If you look at the source code here: http://www.nltk.org/_modules/nltk/classify/naivebayes.html
an instance of the classifier stores:
self._label_probdist = label_probdist
self._feature_probdist = feature_probdist
these are calculated in the train method using relative frequency counts. (e.g P(L_1) = (# of L1 in training set) / (# labels in training set). To combine the two, you would want to get (# of L1 in Train 1 + Train 2)/(# of labels in T1 + T2).
However, the naive bayes procedure isn't too hard to implement from scratch, especially if you follow the 'train' source code in the link above. Here is an outline, using the NaiveBayes source code
Store 'FreqDist' objects for each subset of the data for the labels and features.
label_freqdist = FreqDist()
feature_freqdist = defaultdict(FreqDist)
feature_values = defaultdict(set)
fnames = set()
# Count up how many times each feature value occurred, given
# the label and featurename.
for featureset, label in labeled_featuresets:
label_freqdist[label] += 1
for fname, fval in featureset.items():
# Increment freq(fval|label, fname)
feature_freqdist[label, fname][fval] += 1
# Record that fname can take the value fval.
feature_values[fname].add(fval)
# Keep a list of all feature names.
fnames.add(fname)
# If a feature didn't have a value given for an instance, then
# we assume that it gets the implicit value 'None.' This loop
# counts up the number of 'missing' feature values for each
# (label,fname) pair, and increments the count of the fval
# 'None' by that amount.
for label in label_freqdist:
num_samples = label_freqdist[label]
for fname in fnames:
count = feature_freqdist[label, fname].N()
# Only add a None key when necessary, i.e. if there are
# any samples with feature 'fname' missing.
if num_samples - count > 0:
feature_freqdist[label, fname][None] += num_samples - count
feature_values[fname].add(None)
# Use pickle to store label_freqdist, feature_freqdist,feature_values
Combine those using their built-in 'add' method.
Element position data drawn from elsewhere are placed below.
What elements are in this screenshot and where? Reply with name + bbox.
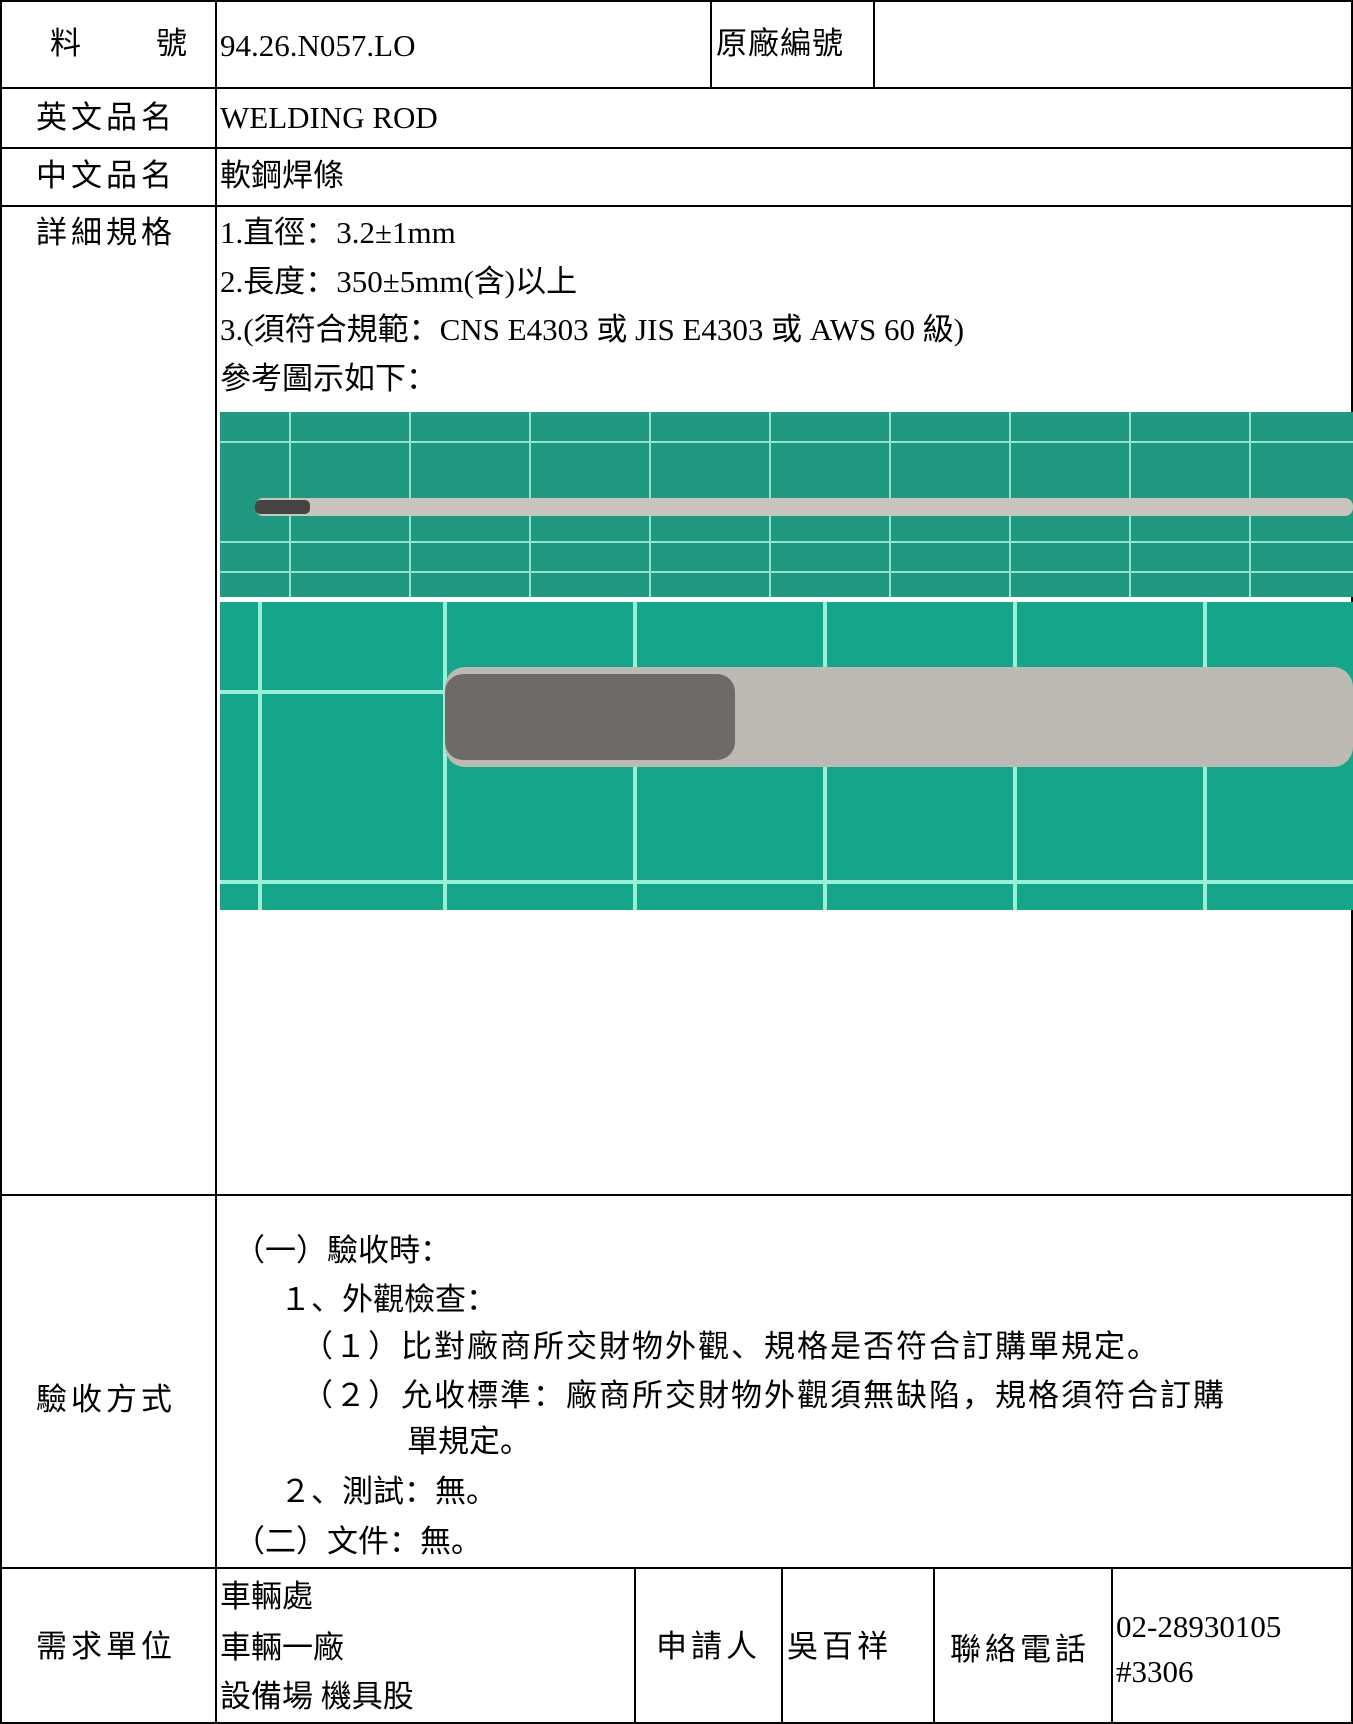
border [0, 205, 1353, 207]
photo [220, 412, 1353, 597]
label: 驗收方式 [36, 1382, 176, 1417]
border [873, 0, 875, 88]
acceptance-line: ２、測試：無。 [280, 1474, 497, 1509]
label: 英文品名 [36, 100, 176, 135]
border [0, 1567, 1353, 1569]
border [0, 147, 1353, 149]
acceptance-line: （１）比對廠商所交財物外觀、規格是否符合訂購單規定。 [302, 1329, 1160, 1364]
label: 需求單位 [36, 1629, 176, 1664]
label: 中文品名 [36, 158, 176, 193]
acceptance-line: （２）允收標準：廠商所交財物外觀須無缺陷，規格須符合訂購 [302, 1378, 1226, 1413]
border [781, 1568, 783, 1724]
border [634, 1568, 636, 1724]
border [933, 1568, 935, 1724]
value: 94.26.N057.LO [220, 28, 416, 63]
spec-line: 1.直徑：3.2±1mm [220, 215, 456, 250]
unit-line: 車輛處 [220, 1579, 313, 1614]
label: 原廠編號 [716, 26, 844, 61]
border [0, 0, 1353, 2]
spec-line: 2.長度：350±5mm(含)以上 [220, 264, 578, 299]
spec-line: 3.(須符合規範：CNS E4303 或 JIS E4303 或 AWS 60 … [220, 312, 965, 347]
value: WELDING ROD [220, 100, 438, 135]
acceptance-line: 單規定。 [407, 1424, 531, 1459]
unit-line: 車輛一廠 [220, 1630, 344, 1665]
acceptance-line: （二）文件：無。 [234, 1524, 482, 1559]
border [1111, 1568, 1113, 1724]
spec-line: 參考圖示如下： [220, 361, 437, 396]
phone-line: #3306 [1116, 1654, 1194, 1689]
acceptance-line: （一）驗收時： [234, 1233, 451, 1268]
border [215, 0, 217, 1724]
phone-line: 02-28930105 [1116, 1609, 1282, 1644]
border [0, 0, 2, 1724]
border [0, 1722, 1353, 1724]
value: 軟鋼焊條 [220, 158, 344, 193]
unit-line: 設備場 機具股 [220, 1679, 414, 1714]
acceptance-line: １、外觀檢查： [280, 1282, 497, 1317]
border [0, 87, 1353, 89]
label: 聯絡電話 [950, 1632, 1090, 1667]
photo [220, 602, 1353, 910]
border [710, 0, 712, 88]
label: 料 號 [50, 26, 209, 61]
label: 詳細規格 [36, 215, 176, 250]
label: 申請人 [656, 1629, 761, 1664]
value: 吳百祥 [787, 1629, 892, 1664]
border [0, 1194, 1353, 1196]
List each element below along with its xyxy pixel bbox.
This will allow you to get the relative frequency across all the data.
all_label_freqdist = FreqDist()
all_feature_freqdist = defaultdict(FreqDist)
all_feature_values = defaultdict(set)
for file in train_labels:
f = open(file,"rb")
all_label_freqdist += pickle.load(f)
f.close()
# Combine the default dicts for features similarly
Use the 'estimator' to create a probability distribution.
estimator = ELEProbDist()
label_probdist = estimator(all_label_freqdist)
# Create the P(fval|label, fname) distribution
feature_probdist = {}
for ((label, fname), freqdist) in all_feature_freqdist.items():
probdist = estimator(freqdist, bins=len(all_feature_values[fname]))
feature_probdist[label, fname] = probdist
classifier = NaiveBayesClassifier(label_probdist, feature_probdist)
The classifier will not combine the counts across all the data and produce what you need.